Mythologie grecque
Le Jardin des Hespérides est, dans la mythologie grecque, le verger sacré d’Héra situé dans l’Occident lointain, où pousse le pommier aux fruits d’or offert à la déesse par Gaïa. Il occupe une place importante dans la géographie des exploits d’Héraclès, car le héros reçoit l’ordre d’y rapporter les pommes d’or.
Les récits situent ce jardin à l’extrême Occident, près des confins de la terre, du bout de la mer et de la région où tombe la nuit. Il est associé au lieu où Atlas soutient la voûte céleste. Les pommes d’or y sont gardées par les nymphes Hespérides, tandis que le dragon Ladon veille auprès de l’arbre.
Le Jardin des Hespérides est d’abord le verger sacré d’Héra. Le pommier aux fruits d’or vient du présent offert par Gaïa lors du mariage de Zeus et d’Héra ; le lieu réunit donc la valeur d’un don nuptial, d’un bien sacré propre à la déesse et d’un jardin divin placé aux marges du monde. Son élément central est l’arbre aux pommes d’or, gardé par les Hespérides, nymphes du couchant, et par l’infatigable dragon Ladon.

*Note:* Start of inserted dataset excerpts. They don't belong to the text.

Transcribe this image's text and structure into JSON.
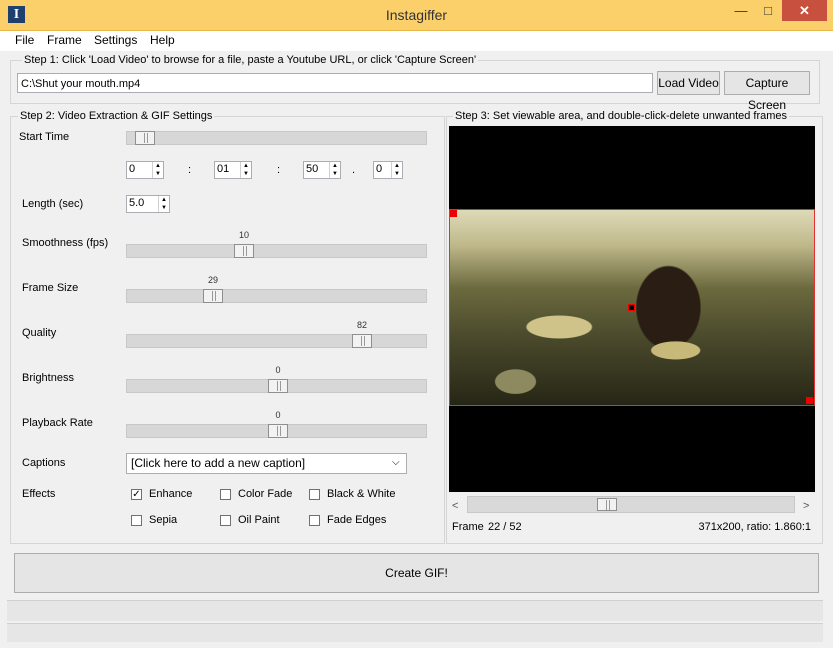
{
  "window": {
    "title": "Instagiffer",
    "icon_letter": "I",
    "minimize": "—",
    "maximize": "□",
    "close": "✕"
  },
  "menu": [
    "File",
    "Frame",
    "Settings",
    "Help"
  ],
  "step1": {
    "label": "Step 1: Click 'Load Video' to browse for a file, paste a Youtube URL, or click 'Capture Screen'",
    "file_path": "C:\\Shut your mouth.mp4",
    "load_video": "Load Video",
    "capture_screen": "Capture Screen"
  },
  "step2": {
    "label": "Step 2: Video Extraction & GIF Settings",
    "start_time": {
      "label": "Start Time",
      "position": 0.03,
      "hours": "0",
      "minutes": "01",
      "seconds": "50",
      "millis": "0",
      "sep1": ":",
      "sep2": ":",
      "sep3": "."
    },
    "length": {
      "label": "Length (sec)",
      "value": "5.0"
    },
    "sliders": [
      {
        "label": "Smoothness (fps)",
        "value": "10",
        "position": 0.38
      },
      {
        "label": "Frame Size",
        "value": "29",
        "position": 0.27
      },
      {
        "label": "Quality",
        "value": "82",
        "position": 0.8
      },
      {
        "label": "Brightness",
        "value": "0",
        "position": 0.5
      },
      {
        "label": "Playback Rate",
        "value": "0",
        "position": 0.5
      }
    ],
    "captions": {
      "label": "Captions",
      "value": "[Click here to add a new caption]"
    },
    "effects": {
      "label": "Effects",
      "items": [
        {
          "label": "Enhance",
          "checked": true
        },
        {
          "label": "Color Fade",
          "checked": false
        },
        {
          "label": "Black & White",
          "checked": false
        },
        {
          "label": "Sepia",
          "checked": false
        },
        {
          "label": "Oil Paint",
          "checked": false
        },
        {
          "label": "Fade Edges",
          "checked": false
        }
      ]
    }
  },
  "step3": {
    "label": "Step 3: Set viewable area, and double-click-delete unwanted frames",
    "scroll_left": "<",
    "scroll_right": ">",
    "scroll_position": 0.42,
    "frame_label": "Frame",
    "frame_value": "22 / 52",
    "dimensions": "371x200, ratio: 1.860:1"
  },
  "create_gif": "Create GIF!"
}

Dans la tradition des travaux d’Héraclès, ce jardin est un lieu que le héros doit atteindre, mais dont l’accès reste difficile à trouver. Héraclès ne connaît pas la route du verger sacré et doit interroger divers êtres en chemin vers l’ouest. Il apprend d’abord auprès de Nérée le lien entre Atlas et les pommes d’or, puis reçoit de Prométhée le conseil de ne pas les cueillir lui-même et de laisser Atlas les prendre à sa place. Le jardin n’est donc pas une simple étape de voyage : il forme le terme d’une quête située à l’extrême Occident, autour d’un arbre sacré et du lieu où Atlas porte le ciel.
Le Jardin des Hespérides est décrit comme un verger sacré situé dans le lointain Occident, près des confins de la terre. Il se trouve du côté où s’achève la mer et où commence la nuit. Sa localisation relève de la géographie mythique et n’est pas fixée, dans le récit, à un emplacement réel unique.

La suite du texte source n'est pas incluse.